Primeiro dia do júri no Tribunal do Rio de Janeiro marca tensão com defensoras que abandonam plenário e detalhes sobre o caso da morte do menino Henry Borel

O julgamento Henry Borel inicia com abandono da defesa de Jairinho e detalhes do caso que chocou o Brasil em 2021.
Tensão e polêmica marcam o julgamento Henry Borel no Tribunal do Rio de Janeiro
O julgamento Henry Borel começou na manhã de segunda-feira, 23 de março de 2026, no Tribunal de Justiça do Estado do Rio de Janeiro. Esse processo judicial acompanha a morte do menino Henry Borel, ocorrida em 2021, e envolve como réus sua mãe, Monique Medeiros, e seu padrasto, Jairo Souza Santos Júnior, conhecido como Dr. Jairinho. O primeiro dia do júri popular foi marcado pela saída abrupta da defesa de Jairinho do plenário, gerando grande tensão no tribunal. A juíza responsável negou o pedido de suspensão do julgamento, que alegava cerceamento de defesa, fato que motivou o abandono do plenário pela equipe do acusado.
Defesa de Jairinho abandona plenário após negativa de suspensão
A defesa de Jairo Souza Santos Júnior argumentou que não teve acesso completo às provas digitais, especialmente ao material integral extraído do notebook de Leniel Borel, pai da vítima. Os advogados afirmaram que houve uma seleção prévia do conteúdo, o que, segundo eles, comprometeria o direito à ampla defesa. Mesmo com o pedido formal, a juíza manteve o julgamento em andamento, o que levou à saída da defesa do Tribunal do Júri no Rio de Janeiro. Em resposta, a acusação anunciou que iria solicitar a nomeação da Defensoria Pública para garantir que o julgamento prosseguisse, evitando adiamentos no processo. Essa situação ilustra o embate intenso entre as partes envolvidas durante o julgamento.
Acusações contra Monique Medeiros e seus desdobramentos legais
Monique Medeiros está sendo julgada por homicídio por omissão qualificada, tortura, coação e fraude processual. O Ministério Público sustenta que ela tinha conhecimento das agressões praticadas por Jairinho contra o menino Henry Borel e que consentiu com essas atitudes. Contudo, a defesa da ré apresenta a tese de que Monique era vítima de um relacionamento abusivo e busca sua absolvição. A acusada chegou ao tribunal usando uma camiseta com a imagem do filho e a frase: “Eu sou testemunha do amor entre mãe e filho”, demonstrando a emoção e a complexidade do caso dentro do ambiente judicial.
Detalhes técnicos e contexto das lesões que levaram à morte de Henry Borel
O laudo técnico do Instituto Médico Legal (IML) constatou a existência de 23 lesões corporais no corpo do menino Henry Borel, ocorrido em 8 de março de 2021, na Barra da Tijuca. A perícia identificou como causa da morte hemorragia interna e laceração hepática provocadas por ação contundente, descartando a hipótese de acidente doméstico. As acusações contra Jairinho e Monique incluem homicídio triplamente qualificado, tortura e fraude processual. O caso teve grande repercussão nacional e foi um dos motivadores para a criação da Lei Henry Borel, que tornou hediondo o crime contra menores de 14 anos, aumentando a rigidez das punições para esses delitos.
Composição do júri e desdobramentos esperados para o veredito
O julgamento está sendo conduzido no II Tribunal do Júri do Rio de Janeiro e o veredito será emitido por um Conselho de Sentença formado por sete jurados sorteados.

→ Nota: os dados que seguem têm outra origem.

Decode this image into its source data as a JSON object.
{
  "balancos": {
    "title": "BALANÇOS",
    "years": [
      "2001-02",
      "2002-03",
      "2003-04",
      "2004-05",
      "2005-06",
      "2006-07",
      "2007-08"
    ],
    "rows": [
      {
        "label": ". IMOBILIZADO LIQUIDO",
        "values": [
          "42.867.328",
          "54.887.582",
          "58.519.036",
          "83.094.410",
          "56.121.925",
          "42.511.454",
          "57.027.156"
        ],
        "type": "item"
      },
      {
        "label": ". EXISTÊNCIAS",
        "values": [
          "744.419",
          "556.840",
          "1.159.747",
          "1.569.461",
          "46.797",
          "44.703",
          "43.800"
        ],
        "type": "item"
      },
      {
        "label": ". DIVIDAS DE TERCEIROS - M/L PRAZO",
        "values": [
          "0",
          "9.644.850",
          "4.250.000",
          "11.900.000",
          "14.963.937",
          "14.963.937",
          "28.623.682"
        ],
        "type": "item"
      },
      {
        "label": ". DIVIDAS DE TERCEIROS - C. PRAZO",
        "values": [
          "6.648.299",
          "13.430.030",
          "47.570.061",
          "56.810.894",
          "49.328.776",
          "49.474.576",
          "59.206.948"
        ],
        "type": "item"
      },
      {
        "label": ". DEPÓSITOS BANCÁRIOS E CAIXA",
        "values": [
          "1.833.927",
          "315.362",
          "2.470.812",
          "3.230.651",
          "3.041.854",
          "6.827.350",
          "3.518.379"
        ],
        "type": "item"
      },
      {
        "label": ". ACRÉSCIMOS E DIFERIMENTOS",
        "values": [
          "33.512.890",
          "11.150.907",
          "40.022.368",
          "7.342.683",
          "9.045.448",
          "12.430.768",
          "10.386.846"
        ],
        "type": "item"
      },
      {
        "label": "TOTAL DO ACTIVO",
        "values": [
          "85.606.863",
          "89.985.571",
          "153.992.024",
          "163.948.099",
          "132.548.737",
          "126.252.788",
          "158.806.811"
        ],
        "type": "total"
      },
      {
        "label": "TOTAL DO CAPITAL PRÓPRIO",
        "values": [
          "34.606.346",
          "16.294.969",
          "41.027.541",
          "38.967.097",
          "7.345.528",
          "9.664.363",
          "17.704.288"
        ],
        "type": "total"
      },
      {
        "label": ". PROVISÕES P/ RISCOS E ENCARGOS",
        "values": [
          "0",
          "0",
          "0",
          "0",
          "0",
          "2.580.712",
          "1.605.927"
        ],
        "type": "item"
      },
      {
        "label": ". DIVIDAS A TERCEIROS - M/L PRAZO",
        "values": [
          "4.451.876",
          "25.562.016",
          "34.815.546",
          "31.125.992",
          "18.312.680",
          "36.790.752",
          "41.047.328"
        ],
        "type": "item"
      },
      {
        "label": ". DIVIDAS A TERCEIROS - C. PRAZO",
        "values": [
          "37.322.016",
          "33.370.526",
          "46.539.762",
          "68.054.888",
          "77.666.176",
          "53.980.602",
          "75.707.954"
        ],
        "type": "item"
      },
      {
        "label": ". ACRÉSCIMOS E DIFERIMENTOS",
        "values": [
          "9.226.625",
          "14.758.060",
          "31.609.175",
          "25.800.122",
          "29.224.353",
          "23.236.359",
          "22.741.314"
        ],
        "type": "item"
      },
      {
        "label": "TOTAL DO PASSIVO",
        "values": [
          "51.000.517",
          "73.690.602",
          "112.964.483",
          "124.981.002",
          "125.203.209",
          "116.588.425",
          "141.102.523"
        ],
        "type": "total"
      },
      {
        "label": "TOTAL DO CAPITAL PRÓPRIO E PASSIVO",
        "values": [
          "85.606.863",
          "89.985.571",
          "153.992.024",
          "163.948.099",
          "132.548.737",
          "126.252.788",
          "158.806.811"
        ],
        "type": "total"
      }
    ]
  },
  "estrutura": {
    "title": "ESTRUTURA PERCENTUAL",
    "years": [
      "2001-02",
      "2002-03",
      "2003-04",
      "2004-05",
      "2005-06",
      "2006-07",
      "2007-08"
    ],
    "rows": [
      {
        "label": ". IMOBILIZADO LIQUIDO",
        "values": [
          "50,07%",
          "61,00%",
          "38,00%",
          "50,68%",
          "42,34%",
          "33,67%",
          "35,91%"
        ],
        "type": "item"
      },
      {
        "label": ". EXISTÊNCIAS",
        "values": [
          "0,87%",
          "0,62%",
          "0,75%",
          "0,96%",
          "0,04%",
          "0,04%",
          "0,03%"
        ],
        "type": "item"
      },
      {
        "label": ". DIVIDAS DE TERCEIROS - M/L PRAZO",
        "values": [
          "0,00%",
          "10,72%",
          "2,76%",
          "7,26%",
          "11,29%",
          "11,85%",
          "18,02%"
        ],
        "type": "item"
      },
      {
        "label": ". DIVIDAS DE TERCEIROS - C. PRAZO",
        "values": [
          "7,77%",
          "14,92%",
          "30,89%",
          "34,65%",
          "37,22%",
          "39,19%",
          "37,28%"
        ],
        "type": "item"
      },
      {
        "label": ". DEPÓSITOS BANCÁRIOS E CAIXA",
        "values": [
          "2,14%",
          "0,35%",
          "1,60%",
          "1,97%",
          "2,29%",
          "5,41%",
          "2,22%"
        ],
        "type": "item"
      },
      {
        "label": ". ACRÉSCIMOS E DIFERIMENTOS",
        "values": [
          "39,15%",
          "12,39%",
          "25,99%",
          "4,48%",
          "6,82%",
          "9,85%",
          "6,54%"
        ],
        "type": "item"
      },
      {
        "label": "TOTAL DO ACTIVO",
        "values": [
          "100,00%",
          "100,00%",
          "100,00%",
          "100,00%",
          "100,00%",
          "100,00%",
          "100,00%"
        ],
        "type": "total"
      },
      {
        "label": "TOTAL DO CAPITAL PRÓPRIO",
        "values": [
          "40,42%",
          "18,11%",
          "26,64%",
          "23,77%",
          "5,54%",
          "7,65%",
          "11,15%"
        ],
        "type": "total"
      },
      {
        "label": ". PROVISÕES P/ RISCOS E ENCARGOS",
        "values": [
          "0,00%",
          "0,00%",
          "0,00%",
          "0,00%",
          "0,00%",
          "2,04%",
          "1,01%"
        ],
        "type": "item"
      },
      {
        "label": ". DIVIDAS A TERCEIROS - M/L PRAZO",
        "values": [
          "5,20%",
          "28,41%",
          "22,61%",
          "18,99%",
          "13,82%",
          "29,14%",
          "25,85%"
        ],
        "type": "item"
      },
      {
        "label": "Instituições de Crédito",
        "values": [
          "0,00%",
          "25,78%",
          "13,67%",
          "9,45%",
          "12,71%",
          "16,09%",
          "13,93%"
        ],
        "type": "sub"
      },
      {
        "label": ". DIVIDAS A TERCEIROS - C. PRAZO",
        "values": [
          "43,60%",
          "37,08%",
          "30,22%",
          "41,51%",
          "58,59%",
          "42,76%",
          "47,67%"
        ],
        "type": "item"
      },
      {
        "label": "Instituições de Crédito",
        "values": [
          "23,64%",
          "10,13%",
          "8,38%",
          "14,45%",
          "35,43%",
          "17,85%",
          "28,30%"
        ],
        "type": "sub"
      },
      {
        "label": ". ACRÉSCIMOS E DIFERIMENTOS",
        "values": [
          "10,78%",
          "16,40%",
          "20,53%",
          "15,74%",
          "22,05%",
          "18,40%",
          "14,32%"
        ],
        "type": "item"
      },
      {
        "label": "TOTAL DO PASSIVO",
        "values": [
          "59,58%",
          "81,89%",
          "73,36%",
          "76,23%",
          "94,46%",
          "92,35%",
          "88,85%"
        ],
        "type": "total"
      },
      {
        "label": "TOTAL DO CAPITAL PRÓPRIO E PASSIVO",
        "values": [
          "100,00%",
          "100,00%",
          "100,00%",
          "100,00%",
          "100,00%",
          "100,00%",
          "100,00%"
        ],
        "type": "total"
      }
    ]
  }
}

Este formato reforça a importância do julgamento popular em casos de grande repercussão social e judicial. A decisão desse conselho terá impacto direto não apenas sobre as vidas dos réus, mas também sobre a percepção pública dos crimes contra crianças e adolescentes no país. O desenrolar do julgamento continua sendo acompanhado de perto por autoridades, especialistas e pela sociedade civil, dada a sensibilidade e complexidade do caso.

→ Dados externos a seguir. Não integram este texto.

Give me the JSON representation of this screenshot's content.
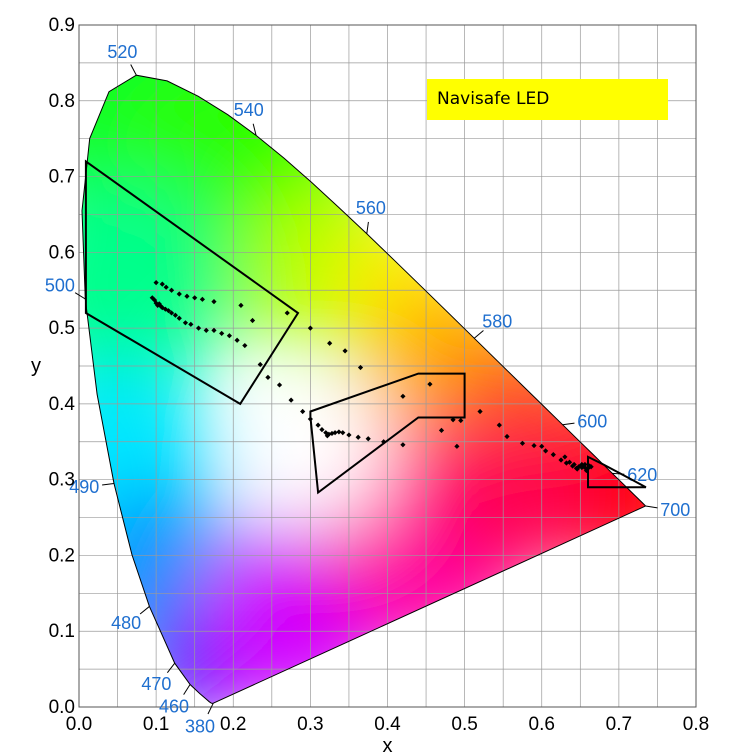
{
  "chart_data": {
    "type": "scatter",
    "title": "",
    "legend_label": "Navisafe LED",
    "xlabel": "x",
    "ylabel": "y",
    "xlim": [
      0,
      0.8
    ],
    "ylim": [
      0,
      0.9
    ],
    "x_ticks": [
      "0.0",
      "0.1",
      "0.2",
      "0.3",
      "0.4",
      "0.5",
      "0.6",
      "0.7",
      "0.8"
    ],
    "y_ticks": [
      "0.0",
      "0.1",
      "0.2",
      "0.3",
      "0.4",
      "0.5",
      "0.6",
      "0.7",
      "0.8",
      "0.9"
    ],
    "grid": true,
    "spectral_locus": [
      [
        0.1741,
        0.005
      ],
      [
        0.1733,
        0.0048
      ],
      [
        0.1726,
        0.0048
      ],
      [
        0.1714,
        0.0051
      ],
      [
        0.1689,
        0.0069
      ],
      [
        0.1644,
        0.0109
      ],
      [
        0.1566,
        0.0177
      ],
      [
        0.144,
        0.0297
      ],
      [
        0.1241,
        0.0578
      ],
      [
        0.0913,
        0.1327
      ],
      [
        0.0687,
        0.2007
      ],
      [
        0.0454,
        0.295
      ],
      [
        0.0235,
        0.4127
      ],
      [
        0.0082,
        0.5384
      ],
      [
        0.0039,
        0.6548
      ],
      [
        0.0139,
        0.7502
      ],
      [
        0.0389,
        0.812
      ],
      [
        0.0743,
        0.8338
      ],
      [
        0.1142,
        0.8262
      ],
      [
        0.1547,
        0.8059
      ],
      [
        0.1929,
        0.7816
      ],
      [
        0.2296,
        0.7543
      ],
      [
        0.2658,
        0.7243
      ],
      [
        0.3016,
        0.6923
      ],
      [
        0.3373,
        0.6589
      ],
      [
        0.3731,
        0.6245
      ],
      [
        0.4087,
        0.5896
      ],
      [
        0.4441,
        0.5547
      ],
      [
        0.4788,
        0.5202
      ],
      [
        0.5125,
        0.4866
      ],
      [
        0.5448,
        0.4544
      ],
      [
        0.5752,
        0.4242
      ],
      [
        0.6029,
        0.3965
      ],
      [
        0.627,
        0.3725
      ],
      [
        0.6482,
        0.3514
      ],
      [
        0.6658,
        0.334
      ],
      [
        0.6801,
        0.3197
      ],
      [
        0.6915,
        0.3083
      ],
      [
        0.7006,
        0.2993
      ],
      [
        0.7079,
        0.292
      ],
      [
        0.714,
        0.2859
      ],
      [
        0.719,
        0.2809
      ],
      [
        0.723,
        0.277
      ],
      [
        0.726,
        0.274
      ],
      [
        0.7283,
        0.2717
      ],
      [
        0.73,
        0.27
      ],
      [
        0.7347,
        0.2653
      ]
    ],
    "wavelength_labels": [
      {
        "nm": "380",
        "x": 0.1741,
        "y": 0.005
      },
      {
        "nm": "460",
        "x": 0.144,
        "y": 0.0297
      },
      {
        "nm": "470",
        "x": 0.1241,
        "y": 0.0578
      },
      {
        "nm": "480",
        "x": 0.0913,
        "y": 0.1327
      },
      {
        "nm": "490",
        "x": 0.0454,
        "y": 0.295
      },
      {
        "nm": "500",
        "x": 0.0082,
        "y": 0.5384
      },
      {
        "nm": "520",
        "x": 0.0743,
        "y": 0.8338
      },
      {
        "nm": "540",
        "x": 0.2296,
        "y": 0.7543
      },
      {
        "nm": "560",
        "x": 0.3731,
        "y": 0.6245
      },
      {
        "nm": "580",
        "x": 0.5125,
        "y": 0.4866
      },
      {
        "nm": "600",
        "x": 0.627,
        "y": 0.3725
      },
      {
        "nm": "620",
        "x": 0.6915,
        "y": 0.3083
      },
      {
        "nm": "700",
        "x": 0.7347,
        "y": 0.2653
      }
    ],
    "regions": [
      {
        "name": "green",
        "points": [
          [
            0.009,
            0.72
          ],
          [
            0.284,
            0.52
          ],
          [
            0.209,
            0.4
          ],
          [
            0.009,
            0.52
          ]
        ]
      },
      {
        "name": "white",
        "points": [
          [
            0.3,
            0.39
          ],
          [
            0.44,
            0.44
          ],
          [
            0.5,
            0.44
          ],
          [
            0.5,
            0.382
          ],
          [
            0.44,
            0.382
          ],
          [
            0.31,
            0.283
          ],
          [
            0.3,
            0.383
          ]
        ]
      },
      {
        "name": "red",
        "points": [
          [
            0.66,
            0.33
          ],
          [
            0.68,
            0.32
          ],
          [
            0.735,
            0.29
          ],
          [
            0.66,
            0.29
          ]
        ]
      }
    ],
    "points": [
      [
        0.1,
        0.56
      ],
      [
        0.108,
        0.558
      ],
      [
        0.113,
        0.554
      ],
      [
        0.12,
        0.55
      ],
      [
        0.13,
        0.545
      ],
      [
        0.14,
        0.542
      ],
      [
        0.15,
        0.54
      ],
      [
        0.16,
        0.538
      ],
      [
        0.175,
        0.535
      ],
      [
        0.21,
        0.53
      ],
      [
        0.225,
        0.51
      ],
      [
        0.095,
        0.54
      ],
      [
        0.098,
        0.537
      ],
      [
        0.1,
        0.533
      ],
      [
        0.102,
        0.53
      ],
      [
        0.104,
        0.532
      ],
      [
        0.106,
        0.529
      ],
      [
        0.108,
        0.527
      ],
      [
        0.112,
        0.525
      ],
      [
        0.116,
        0.523
      ],
      [
        0.12,
        0.52
      ],
      [
        0.125,
        0.517
      ],
      [
        0.13,
        0.513
      ],
      [
        0.138,
        0.507
      ],
      [
        0.145,
        0.505
      ],
      [
        0.155,
        0.5
      ],
      [
        0.165,
        0.497
      ],
      [
        0.175,
        0.497
      ],
      [
        0.185,
        0.493
      ],
      [
        0.195,
        0.49
      ],
      [
        0.205,
        0.484
      ],
      [
        0.215,
        0.477
      ],
      [
        0.235,
        0.452
      ],
      [
        0.245,
        0.435
      ],
      [
        0.26,
        0.425
      ],
      [
        0.275,
        0.405
      ],
      [
        0.29,
        0.39
      ],
      [
        0.3,
        0.38
      ],
      [
        0.31,
        0.372
      ],
      [
        0.315,
        0.366
      ],
      [
        0.32,
        0.362
      ],
      [
        0.322,
        0.358
      ],
      [
        0.324,
        0.36
      ],
      [
        0.328,
        0.361
      ],
      [
        0.332,
        0.362
      ],
      [
        0.337,
        0.363
      ],
      [
        0.342,
        0.362
      ],
      [
        0.35,
        0.359
      ],
      [
        0.362,
        0.356
      ],
      [
        0.375,
        0.354
      ],
      [
        0.395,
        0.35
      ],
      [
        0.42,
        0.346
      ],
      [
        0.27,
        0.52
      ],
      [
        0.3,
        0.5
      ],
      [
        0.325,
        0.48
      ],
      [
        0.345,
        0.47
      ],
      [
        0.365,
        0.448
      ],
      [
        0.42,
        0.41
      ],
      [
        0.455,
        0.426
      ],
      [
        0.47,
        0.365
      ],
      [
        0.485,
        0.379
      ],
      [
        0.495,
        0.378
      ],
      [
        0.49,
        0.344
      ],
      [
        0.52,
        0.39
      ],
      [
        0.545,
        0.372
      ],
      [
        0.555,
        0.357
      ],
      [
        0.575,
        0.348
      ],
      [
        0.59,
        0.345
      ],
      [
        0.6,
        0.344
      ],
      [
        0.605,
        0.338
      ],
      [
        0.615,
        0.333
      ],
      [
        0.625,
        0.326
      ],
      [
        0.63,
        0.33
      ],
      [
        0.632,
        0.322
      ],
      [
        0.636,
        0.323
      ],
      [
        0.64,
        0.318
      ],
      [
        0.642,
        0.32
      ],
      [
        0.645,
        0.315
      ],
      [
        0.648,
        0.317
      ],
      [
        0.65,
        0.318
      ],
      [
        0.652,
        0.316
      ],
      [
        0.655,
        0.317
      ],
      [
        0.657,
        0.315
      ],
      [
        0.658,
        0.312
      ],
      [
        0.66,
        0.315
      ],
      [
        0.662,
        0.318
      ],
      [
        0.664,
        0.317
      ],
      [
        0.646,
        0.314
      ],
      [
        0.652,
        0.32
      ],
      [
        0.656,
        0.32
      ]
    ]
  }
}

Impacto do caso Henry Borel na legislação e na sociedade brasileira
O caso Henry Borel não apenas mobilizou o sistema judicial, mas também provocou mudanças significativas na legislação brasileira. A criação da Lei Henry Borel, que classifica crimes contra menores de 14 anos como hediondos, reflete a tentativa do legislador de endurecer a repressão a essas práticas. A ampla divulgação do caso trouxe à tona debates sobre violência doméstica, abuso infantil e responsabilidade parental. A repercussão social e jurídica evidencia a importância do julgamento Henry Borel para a reflexão sobre os mecanismos de proteção às crianças e adolescentes, bem como para a efetividade das políticas públicas de combate à violência familiar.